2\. Don't to get too fancy with too much customization (writing your own
plugins, weird post types).

3\. Using a less mature blogging engine has its own problems. Rolling your own
blog engine is nuts.

4\. You can find someone to write a wordpress theme for you pretty cheaply.

5\. There's a reason so many websites run on wordpress.

6\. If blogging isn't your core product, there isn't much point to using
something nonstandard. Would you write your own E-Mail system? Why not just
use the standard blogging system?

------
PebblesHD
We run it on a secondary box in our hosted environment. It's not able to
access any critical data and runs only two or three plugins that weren't
written in house. Basically we keep those up to date through WordPress and
patch our own stuff when issues pop up. Since it's a totally seperate
environment it never really caused us any concerns about security, nor has it
ever really posed a problem.

------
twunde
If you are hosting in-house, keep it on a box by itself, seperate from the
rest of your network. Then lock down the permissions so that a web user can't
write files. That should eliminate 98% of the security problems. If possible
you may want to consider running it in a chroot as well

------
emergentcypher
We manage ours in-house, it doesn't change very often, it's mostly a matter of
staying on top of security patches. But we keep it on an entirely isolated vps
where it won't be able to break anything else when it gets hacked.

------
eonw
its strange to me that a place full of developers and this is a question? is
installing, managing and securing a basic wordpress site really that much of a
hassle or headache, or even a stretch of basic web dev skills?
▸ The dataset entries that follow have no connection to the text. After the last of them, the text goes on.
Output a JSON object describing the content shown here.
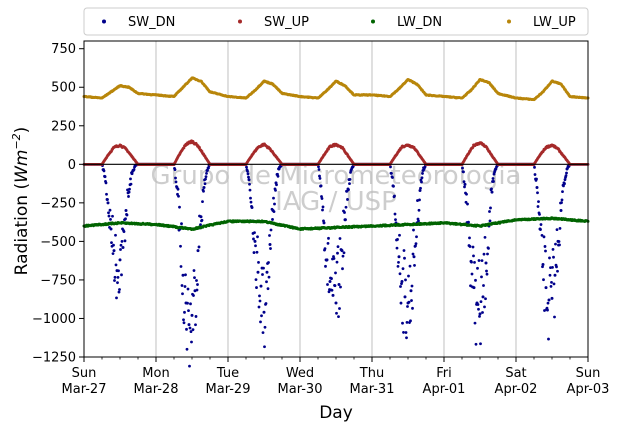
{
  "chart_data": {
    "type": "scatter",
    "title": "",
    "xlabel": "Day",
    "ylabel": "Radiation (Wm−2)",
    "ylabel_parts": {
      "prefix": "Radiation (",
      "unit_base": "Wm",
      "unit_exp": "−2",
      "suffix": ")"
    },
    "ylim": [
      -1250,
      800
    ],
    "yticks": [
      -1250,
      -1000,
      -750,
      -500,
      -250,
      0,
      250,
      500,
      750
    ],
    "ytick_labels": [
      "−1250",
      "−1000",
      "−750",
      "−500",
      "−250",
      "0",
      "250",
      "500",
      "750"
    ],
    "xlim": [
      "2022-03-27",
      "2022-04-03"
    ],
    "xticks": [
      {
        "date": "2022-03-27",
        "day": "Sun",
        "date_label": "Mar-27"
      },
      {
        "date": "2022-03-28",
        "day": "Mon",
        "date_label": "Mar-28"
      },
      {
        "date": "2022-03-29",
        "day": "Tue",
        "date_label": "Mar-29"
      },
      {
        "date": "2022-03-30",
        "day": "Wed",
        "date_label": "Mar-30"
      },
      {
        "date": "2022-03-31",
        "day": "Thu",
        "date_label": "Mar-31"
      },
      {
        "date": "2022-04-01",
        "day": "Fri",
        "date_label": "Apr-01"
      },
      {
        "date": "2022-04-02",
        "day": "Sat",
        "date_label": "Apr-02"
      },
      {
        "date": "2022-04-03",
        "day": "Sun",
        "date_label": "Apr-03"
      }
    ],
    "grid": "vertical",
    "zero_line": true,
    "legend": {
      "placement": "top",
      "ncol": 4
    },
    "watermark": [
      "Grupo de Micrometeorologia",
      "IAG / USP"
    ],
    "series": [
      {
        "name": "SW_DN",
        "color": "#00008b",
        "x": [
          "2022-03-27 06:00",
          "2022-03-27 07:00",
          "2022-03-27 08:00",
          "2022-03-27 09:00",
          "2022-03-27 10:00",
          "2022-03-27 11:00",
          "2022-03-27 12:00",
          "2022-03-27 13:00",
          "2022-03-27 14:00",
          "2022-03-27 15:00",
          "2022-03-27 16:00",
          "2022-03-27 17:00",
          "2022-03-27 18:00",
          "2022-03-28 06:00",
          "2022-03-28 07:00",
          "2022-03-28 08:00",
          "2022-03-28 09:00",
          "2022-03-28 10:00",
          "2022-03-28 11:00",
          "2022-03-28 12:00",
          "2022-03-28 13:00",
          "2022-03-28 14:00",
          "2022-03-28 15:00",
          "2022-03-28 16:00",
          "2022-03-28 17:00",
          "2022-03-28 18:00",
          "2022-03-29 06:00",
          "2022-03-29 07:00",
          "2022-03-29 08:00",
          "2022-03-29 09:00",
          "2022-03-29 10:00",
          "2022-03-29 11:00",
          "2022-03-29 12:00",
          "2022-03-29 13:00",
          "2022-03-29 14:00",
          "2022-03-29 15:00",
          "2022-03-29 16:00",
          "2022-03-29 17:00",
          "2022-03-29 18:00",
          "2022-03-30 06:00",
          "2022-03-30 07:00",
          "2022-03-30 08:00",
          "2022-03-30 09:00",
          "2022-03-30 10:00",
          "2022-03-30 11:00",
          "2022-03-30 12:00",
          "2022-03-30 13:00",
          "2022-03-30 14:00",
          "2022-03-30 15:00",
          "2022-03-30 16:00",
          "2022-03-30 17:00",
          "2022-03-30 18:00",
          "2022-03-31 06:00",
          "2022-03-31 07:00",
          "2022-03-31 08:00",
          "2022-03-31 09:00",
          "2022-03-31 10:00",
          "2022-03-31 11:00",
          "2022-03-31 12:00",
          "2022-03-31 13:00",
          "2022-03-31 14:00",
          "2022-03-31 15:00",
          "2022-03-31 16:00",
          "2022-03-31 17:00",
          "2022-03-31 18:00",
          "2022-04-01 06:00",
          "2022-04-01 07:00",
          "2022-04-01 08:00",
          "2022-04-01 09:00",
          "2022-04-01 10:00",
          "2022-04-01 11:00",
          "2022-04-01 12:00",
          "2022-04-01 13:00",
          "2022-04-01 14:00",
          "2022-04-01 15:00",
          "2022-04-01 16:00",
          "2022-04-01 17:00",
          "2022-04-01 18:00",
          "2022-04-02 06:00",
          "2022-04-02 07:00",
          "2022-04-02 08:00",
          "2022-04-02 09:00",
          "2022-04-02 10:00",
          "2022-04-02 11:00",
          "2022-04-02 12:00",
          "2022-04-02 13:00",
          "2022-04-02 14:00",
          "2022-04-02 15:00",
          "2022-04-02 16:00",
          "2022-04-02 17:00",
          "2022-04-02 18:00"
        ],
        "y": [
          0,
          -80,
          -250,
          -420,
          -560,
          -690,
          -620,
          -540,
          -300,
          -180,
          -60,
          -10,
          0,
          0,
          -150,
          -420,
          -720,
          -900,
          -1040,
          -980,
          -820,
          -560,
          -340,
          -150,
          -40,
          0,
          0,
          -100,
          -280,
          -500,
          -700,
          -790,
          -960,
          -700,
          -520,
          -300,
          -120,
          -30,
          0,
          0,
          -140,
          -380,
          -620,
          -760,
          -850,
          -900,
          -780,
          -560,
          -360,
          -160,
          -40,
          0,
          0,
          -140,
          -380,
          -600,
          -760,
          -860,
          -900,
          -820,
          -600,
          -380,
          -170,
          -40,
          0,
          0,
          -130,
          -380,
          -630,
          -800,
          -900,
          -970,
          -860,
          -640,
          -400,
          -180,
          -40,
          0,
          0,
          -150,
          -420,
          -650,
          -800,
          -880,
          -870,
          -720,
          -500,
          -300,
          -120,
          -30,
          0
        ]
      },
      {
        "name": "SW_UP",
        "color": "#a52a2a",
        "x": [
          "2022-03-27 06:00",
          "2022-03-27 08:00",
          "2022-03-27 10:00",
          "2022-03-27 12:00",
          "2022-03-27 14:00",
          "2022-03-27 16:00",
          "2022-03-27 18:00",
          "2022-03-28 06:00",
          "2022-03-28 08:00",
          "2022-03-28 10:00",
          "2022-03-28 12:00",
          "2022-03-28 14:00",
          "2022-03-28 16:00",
          "2022-03-28 18:00",
          "2022-03-29 06:00",
          "2022-03-29 08:00",
          "2022-03-29 10:00",
          "2022-03-29 12:00",
          "2022-03-29 14:00",
          "2022-03-29 16:00",
          "2022-03-29 18:00",
          "2022-03-30 06:00",
          "2022-03-30 08:00",
          "2022-03-30 10:00",
          "2022-03-30 12:00",
          "2022-03-30 14:00",
          "2022-03-30 16:00",
          "2022-03-30 18:00",
          "2022-03-31 06:00",
          "2022-03-31 08:00",
          "2022-03-31 10:00",
          "2022-03-31 12:00",
          "2022-03-31 14:00",
          "2022-03-31 16:00",
          "2022-03-31 18:00",
          "2022-04-01 06:00",
          "2022-04-01 08:00",
          "2022-04-01 10:00",
          "2022-04-01 12:00",
          "2022-04-01 14:00",
          "2022-04-01 16:00",
          "2022-04-01 18:00",
          "2022-04-02 06:00",
          "2022-04-02 08:00",
          "2022-04-02 10:00",
          "2022-04-02 12:00",
          "2022-04-02 14:00",
          "2022-04-02 16:00",
          "2022-04-02 18:00"
        ],
        "y": [
          0,
          60,
          110,
          125,
          100,
          50,
          0,
          0,
          70,
          130,
          150,
          120,
          60,
          0,
          0,
          60,
          110,
          130,
          100,
          50,
          0,
          0,
          60,
          115,
          130,
          110,
          55,
          0,
          0,
          60,
          115,
          125,
          110,
          55,
          0,
          0,
          65,
          125,
          140,
          115,
          55,
          0,
          0,
          60,
          110,
          125,
          100,
          50,
          0
        ]
      },
      {
        "name": "LW_DN",
        "color": "#006400",
        "x": [
          "2022-03-27 00:00",
          "2022-03-27 12:00",
          "2022-03-28 00:00",
          "2022-03-28 12:00",
          "2022-03-29 00:00",
          "2022-03-29 12:00",
          "2022-03-30 00:00",
          "2022-03-30 12:00",
          "2022-03-31 00:00",
          "2022-03-31 12:00",
          "2022-04-01 00:00",
          "2022-04-01 12:00",
          "2022-04-02 00:00",
          "2022-04-02 12:00",
          "2022-04-03 00:00"
        ],
        "y": [
          -400,
          -380,
          -390,
          -420,
          -370,
          -370,
          -420,
          -410,
          -400,
          -390,
          -380,
          -400,
          -360,
          -350,
          -370
        ]
      },
      {
        "name": "LW_UP",
        "color": "#b8860b",
        "x": [
          "2022-03-27 00:00",
          "2022-03-27 06:00",
          "2022-03-27 09:00",
          "2022-03-27 12:00",
          "2022-03-27 15:00",
          "2022-03-27 18:00",
          "2022-03-28 00:00",
          "2022-03-28 06:00",
          "2022-03-28 09:00",
          "2022-03-28 12:00",
          "2022-03-28 15:00",
          "2022-03-28 18:00",
          "2022-03-29 00:00",
          "2022-03-29 06:00",
          "2022-03-29 09:00",
          "2022-03-29 12:00",
          "2022-03-29 15:00",
          "2022-03-29 18:00",
          "2022-03-30 00:00",
          "2022-03-30 06:00",
          "2022-03-30 09:00",
          "2022-03-30 12:00",
          "2022-03-30 15:00",
          "2022-03-30 18:00",
          "2022-03-31 00:00",
          "2022-03-31 06:00",
          "2022-03-31 09:00",
          "2022-03-31 12:00",
          "2022-03-31 15:00",
          "2022-03-31 18:00",
          "2022-04-01 00:00",
          "2022-04-01 06:00",
          "2022-04-01 09:00",
          "2022-04-01 12:00",
          "2022-04-01 15:00",
          "2022-04-01 18:00",
          "2022-04-02 00:00",
          "2022-04-02 06:00",
          "2022-04-02 09:00",
          "2022-04-02 12:00",
          "2022-04-02 15:00",
          "2022-04-02 18:00",
          "2022-04-03 00:00"
        ],
        "y": [
          440,
          430,
          470,
          510,
          500,
          460,
          450,
          440,
          500,
          560,
          540,
          470,
          440,
          430,
          480,
          540,
          520,
          460,
          440,
          430,
          480,
          540,
          510,
          450,
          450,
          440,
          490,
          550,
          520,
          450,
          440,
          430,
          480,
          550,
          530,
          460,
          430,
          420,
          470,
          540,
          520,
          440,
          430
        ]
      }
    ]
  }
}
If you cant
stand up, install and manage wordpress, at the very least, maybe you are on
the wrong forum?

you have to watch for security updates and changes for almost every other
thing you use in your work life(from OS to JS libs), why not just add
wordpress and the few plugins you use to that list?

------
amac
Open an AWS account, install WP on a server and just install the updates
within WP as neccessary.

------
anthony_franco
We outsource it out to WP Engine so we don't have to worry about it.